The 2023 Northwest Florida Beef Cattle Conference & Trade Show was held in Marianna, Florida on February 8th. There were five educational presentations and a trade show with 25 booths with representatives who provided information about products and services for cattle producers. The event concluded with wonderful grilled steak lunch prepared by the Jackson County Cattlemen’s Association’s famous “Cooking Crew.”
Many of the participants at the event were interested in copies of the presentations that were provided, so this article provides access to the information that was shared at the conference. The focus of the 2023 conference was “Improving Performance and Income of Cow-Calf Herds.” All five presentations focused on improving profitability to take advantage of expected improved cattle prices in 2023 and beyond. The following are links to printer friendly versions of the presentations that were provided. (Use the blue text links to view each presentation).
Opportunities to Increasing Income from Your Herd
The first presentation featured a brief economic outlook followed by a discussion of options to increase herd efficiency and income. Kacey Aukema, UF/IFAS Extension Walton County, shared expectations for cattle prices and input costs for the upcoming year. The slide shown above provides a comparison of recent feeder calf prices to the futures market feeder cattle prices in the months ahead. He also discussed opportunities to improve efficiency through soil testing and calving season management as well as options that add value to weaned calves. Use the following link to review his entire presentation.
1 – Aukema 2023 Opportunities for Herd Income
Cattle Herd Health – Disease Challenges for Cow-Calf Herds
Disease prevention is a huge component of managing herd health. Che Trejo, Merck Technical Services Veterinarian, was the keynote speaker who provided a dynamic presentation on major disease issues in today’s cattle industry. The slide shown compares the impact of calves vaccinated for Bovine Respiratory Disease (BRD) with modified live (MLV) vaccines to those with killed vaccines. Calves from both groups still got sick, but the MLV provided better protection. In addition to BRD, Trejo also discussed the impact of Bovine Viral Diarrhea (BVD) on cow herds. Both of these diseases cause significant losses in the cattle industry. .
2 – Trejo Cattle Disease Management
(Merck does not allow distribution of employee presentations)
Cattle Herd Health – Herd Nutrition Management
Nutrition plays a key role in protecting the function of the immune system, so maintaining a balanced diet is key for the overall health and performance of a cattle herd. Kim Mullenix, Alabama Extension Beef Systems Specialist, explained this connection between herd health and nutrition. In the slide shown above, she discussed the changes in nutrient requirements for breeding cows in the herd through the year. You can see the highest needs are with the first three months after calving. Good herd health relies on a solid nutrition plan for the herd throughout the year. Mullenix’s shared a great quote Dr. Bob Carson, Auburn University College of Veterinary Medicine, that relates to what happens when winter cowherd nutrition is not adequate. “December shakes them, January breaks them, and February takes them!” Use the following link to review her entire presentation.
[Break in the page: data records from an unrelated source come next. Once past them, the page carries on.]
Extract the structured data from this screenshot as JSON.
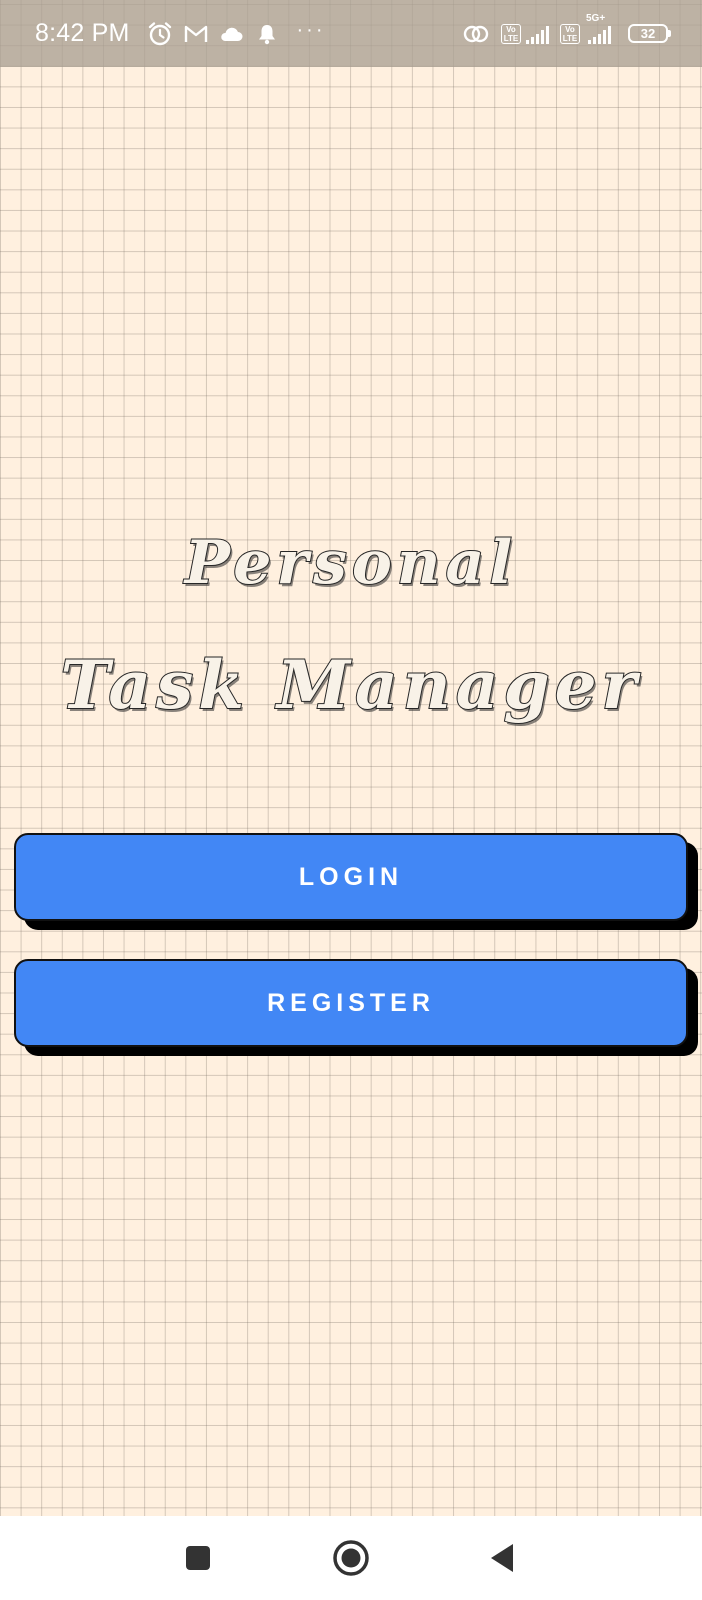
{
  "status_bar": {
    "time": "8:42 PM",
    "icons_left": [
      "alarm-icon",
      "gmail-icon",
      "cloud-icon",
      "notification-bell-icon",
      "more-dots-icon"
    ],
    "more": "···",
    "volte_label": "Vo LTE",
    "network_5g": "5G+",
    "battery": "32"
  },
  "app": {
    "title_line1": "Personal",
    "title_line2": "Task Manager"
  },
  "buttons": {
    "login": "LOGIN",
    "register": "REGISTER"
  },
  "colors": {
    "background": "#fff0df",
    "grid": "#8c8278",
    "button": "#4287f5",
    "button_shadow": "#000000"
  },
  "nav": {
    "items": [
      "recents-icon",
      "home-icon",
      "back-icon"
    ]
  }
}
3 – Mullenix Cattle Herd Health – Herd Nutrition Management
Forage Fertility to Improve Herd Nutrition
The biggest player in cowherd nutrition is forage quantity and quality. Cheryl Mackowiak, UF/IFAS Forage Soil Scientist, discussed pasture fertilization. Fertilizer has gotten much more expensive, but it is still vitally important for forage production and quality. In the slide above, Mackowiak shared a comparison of bahigrass roots from a research trial comparing complete fertilizer versus nitrogen (N) only options. Without potassium (K) you can see the root system was greatly affected. In her presentation she touched on a variety of topics that shared the importance soil health and fertilization, as well as a summary of a multi-year on-farm study of bahiargass pasture decline from nutrient depletion. Use the following link to review her entire presentation.
4 – Mackowiak Forage Fertility
Bull Selection to Enhance the Performance of Your Herd
The final presentation focused on another key area of herd performance, bull selection. Mark Mauldin, UF/IFAS Extension Washington County, discussed genetic selection tools that are available to help ranchers select the bulls that most fit their goals before purchasing. The slide shown above summarizes how the investment in bulls with higher genetic potential pays dividends through higher income from the herd. There are a number of tools that have been developed to aid purchasing decisions. Using thee tools ranchers can select bulls that boost growth performance of weaned calves. Use the following link to review his entire presentation.
5 – Mauldin Investing in Bull Genetics
In addition to the presentations, there was a Trade Show of 25 businesses and organizations that provide goods and services to support cattle production in the Tri-State Region. The following were a few photos from the Trade Show.
I would also like to take this opportunity to thank the Jackson County Cattlemen’s Association for preparing and grilling the steaks, and the Jackson County Junior Cattlemen and Extension Service Staff for serving the lunches. A great meeting was topped off by an excellent steak lunch for everyone who participated in the event.
Save the date and make plans to attend the 39th annual Beef Cattle Conference to be held on Wednesday, February 14, 2024!